Tall buildings and bridges are similar to rocky cliffs where Peregrines have historically nested, and where they typically lay a nest of 2-4 eggs on a ledge or shallow scrape. In cities there are often fewer predators of young peregrines like great horned owls, although there are many urban hazards to avoid like power lines, windows, and moving cars. Building owners often wish for a resident peregrine to eat and scare away the pigeons whose droppings make a mess.
Peregrines hunt in many Regional Parks and nest in a few of them. In Diablo Foothills Regional Park, trails to the Castle Rock Recreation Area are usually closed February 1 through August 1 to protect nesting peregrines. They are most commonly seen hunting along our shorelines, so if you notice a flock of shorebirds or pigeons scattering quickly away, search for a predator like a peregrine on the chase. Watch for them tucking their pointy wings back as they hunt, allowing them to aerodynamically reach incredible speeds before they slam into their prey with sharp talons. RIGHT: The smaller male looks down at the larger female who has a meal in her talons.
It was not always so easy to see peregrine falcons in the East Bay. Fifty years ago, they were almost extinct in the United States and in many parts of the world. Only two pair existed in California!
The most important reason for their demise was the widespread use of the insecticide DDT in the 1940s through the 1960s. Its toxins accumulated in animals’ food chains. Top predators like bald eagles, brown pelicans, and peregrine falcons suffered the worst effects: the shells of their eggs became too thin to support the baby birds inside.
Most uses of DDT in the U.S. were banned in 1973. Biologists then began intensive captive breeding programs, and young peregrine falcons were released into the wild for 25+ years. Now there are around 400 self-sustaining pairs in California. The recovery of peregrine falcons and other predatory birds is a huge conservation success, thanks in part to the outlawing of DDT, protection provided by the Endangered Species Act, and the dedicated work of biologists and activists. Peregrine falcons can now be seen throughout much of the Bay Area.

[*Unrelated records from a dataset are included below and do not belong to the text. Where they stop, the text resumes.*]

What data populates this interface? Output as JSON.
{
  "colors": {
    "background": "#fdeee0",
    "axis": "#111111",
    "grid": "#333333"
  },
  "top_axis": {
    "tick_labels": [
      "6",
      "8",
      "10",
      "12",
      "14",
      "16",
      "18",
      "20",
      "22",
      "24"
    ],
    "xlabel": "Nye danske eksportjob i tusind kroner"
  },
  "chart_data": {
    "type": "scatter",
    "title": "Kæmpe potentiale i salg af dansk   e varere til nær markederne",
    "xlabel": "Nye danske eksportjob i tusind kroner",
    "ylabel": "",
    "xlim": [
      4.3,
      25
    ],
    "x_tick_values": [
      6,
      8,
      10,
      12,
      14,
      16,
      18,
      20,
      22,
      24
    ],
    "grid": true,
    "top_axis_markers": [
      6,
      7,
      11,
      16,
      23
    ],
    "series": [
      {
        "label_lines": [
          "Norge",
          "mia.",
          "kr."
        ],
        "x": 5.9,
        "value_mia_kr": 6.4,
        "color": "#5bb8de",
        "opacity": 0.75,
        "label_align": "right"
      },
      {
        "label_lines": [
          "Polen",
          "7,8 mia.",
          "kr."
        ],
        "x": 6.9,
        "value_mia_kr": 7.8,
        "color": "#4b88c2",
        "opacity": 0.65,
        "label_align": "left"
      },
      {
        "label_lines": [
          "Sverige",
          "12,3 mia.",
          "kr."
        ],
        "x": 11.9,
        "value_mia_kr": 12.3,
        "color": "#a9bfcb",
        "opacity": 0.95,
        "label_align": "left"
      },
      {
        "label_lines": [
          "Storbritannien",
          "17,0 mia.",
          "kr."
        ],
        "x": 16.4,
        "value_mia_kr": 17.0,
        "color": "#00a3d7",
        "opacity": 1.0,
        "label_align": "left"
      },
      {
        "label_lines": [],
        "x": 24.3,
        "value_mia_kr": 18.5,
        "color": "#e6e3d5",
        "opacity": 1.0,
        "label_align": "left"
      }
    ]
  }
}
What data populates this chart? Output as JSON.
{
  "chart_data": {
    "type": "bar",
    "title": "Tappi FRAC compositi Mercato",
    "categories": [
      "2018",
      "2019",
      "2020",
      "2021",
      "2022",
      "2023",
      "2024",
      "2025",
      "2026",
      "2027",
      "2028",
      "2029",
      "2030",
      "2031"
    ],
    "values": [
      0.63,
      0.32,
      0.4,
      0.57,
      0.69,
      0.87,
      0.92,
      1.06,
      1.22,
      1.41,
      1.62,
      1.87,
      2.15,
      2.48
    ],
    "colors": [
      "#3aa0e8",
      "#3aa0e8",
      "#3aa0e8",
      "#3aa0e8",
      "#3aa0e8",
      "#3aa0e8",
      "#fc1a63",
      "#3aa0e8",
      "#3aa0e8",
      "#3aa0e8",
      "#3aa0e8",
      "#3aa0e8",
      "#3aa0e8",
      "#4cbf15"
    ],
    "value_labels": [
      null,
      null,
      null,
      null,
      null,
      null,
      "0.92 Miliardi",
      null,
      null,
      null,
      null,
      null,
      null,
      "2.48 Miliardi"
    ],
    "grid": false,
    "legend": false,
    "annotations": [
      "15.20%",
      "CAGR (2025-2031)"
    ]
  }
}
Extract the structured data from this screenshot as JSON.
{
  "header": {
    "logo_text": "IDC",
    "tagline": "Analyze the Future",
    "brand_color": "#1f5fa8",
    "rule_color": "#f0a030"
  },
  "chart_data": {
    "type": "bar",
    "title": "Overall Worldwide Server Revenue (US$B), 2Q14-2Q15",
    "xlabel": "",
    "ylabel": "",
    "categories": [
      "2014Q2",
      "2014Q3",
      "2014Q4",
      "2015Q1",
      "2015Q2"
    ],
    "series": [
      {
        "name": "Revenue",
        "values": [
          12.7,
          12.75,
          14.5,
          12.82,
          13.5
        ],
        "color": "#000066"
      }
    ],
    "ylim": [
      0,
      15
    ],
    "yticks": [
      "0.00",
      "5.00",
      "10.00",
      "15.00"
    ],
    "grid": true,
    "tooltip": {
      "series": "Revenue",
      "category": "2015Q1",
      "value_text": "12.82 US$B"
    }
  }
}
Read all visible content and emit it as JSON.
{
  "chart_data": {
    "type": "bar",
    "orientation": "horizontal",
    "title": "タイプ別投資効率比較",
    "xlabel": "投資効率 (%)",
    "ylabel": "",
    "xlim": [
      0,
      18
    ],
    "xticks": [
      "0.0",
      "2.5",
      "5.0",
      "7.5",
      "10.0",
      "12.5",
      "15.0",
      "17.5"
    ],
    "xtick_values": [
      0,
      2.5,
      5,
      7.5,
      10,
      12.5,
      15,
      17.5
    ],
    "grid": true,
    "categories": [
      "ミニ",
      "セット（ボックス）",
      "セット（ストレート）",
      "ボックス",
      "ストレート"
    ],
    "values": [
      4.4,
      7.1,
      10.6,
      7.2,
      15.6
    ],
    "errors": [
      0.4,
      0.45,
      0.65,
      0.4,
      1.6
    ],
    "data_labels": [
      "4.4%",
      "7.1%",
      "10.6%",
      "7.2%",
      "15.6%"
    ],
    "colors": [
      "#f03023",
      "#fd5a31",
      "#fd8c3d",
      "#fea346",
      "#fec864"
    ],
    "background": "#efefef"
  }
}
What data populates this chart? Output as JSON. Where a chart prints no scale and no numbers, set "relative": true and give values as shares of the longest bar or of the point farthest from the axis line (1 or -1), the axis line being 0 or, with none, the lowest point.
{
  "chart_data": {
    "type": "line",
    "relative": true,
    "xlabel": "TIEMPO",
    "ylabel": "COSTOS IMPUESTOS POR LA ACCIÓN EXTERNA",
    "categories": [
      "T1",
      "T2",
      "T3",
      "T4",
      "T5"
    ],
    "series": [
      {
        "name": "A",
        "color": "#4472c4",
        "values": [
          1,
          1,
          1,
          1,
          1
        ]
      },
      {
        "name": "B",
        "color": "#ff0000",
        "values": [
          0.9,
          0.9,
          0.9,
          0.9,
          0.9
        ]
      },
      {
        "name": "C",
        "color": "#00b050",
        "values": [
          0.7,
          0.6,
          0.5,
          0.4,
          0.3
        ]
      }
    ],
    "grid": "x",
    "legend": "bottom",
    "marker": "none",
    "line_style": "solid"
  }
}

Peregrines often mate for life, though now the population of “floating” (nonpaired) peregrines is high enough that when one individual of a pair disappears, another will often quickly take its place. A pair has been famously nesting on the Campanile at UC Berkeley for five years in a row, and webcams installed in the nesting area allow the public to watch the show live online. During nesting season (late winter through early summer), do an Internet search for peregrine camera, and you will find links to this and other live-streamed nests in the Bay Area and beyond.
It is wonderful to watch peregrine chicks being fed by their parents. And when outside, keep looking skyward for the fastest animal in the world.
To identify a peregrine falcon, look for distinctive black “sideburns” that contrast sharply with the light feathers under the throat. Cooper’s hawks are around the same size as peregrines, though they are more common in our East Bay Regional Parks and in cities. They will hunt birds in the air as well as animals on the ground.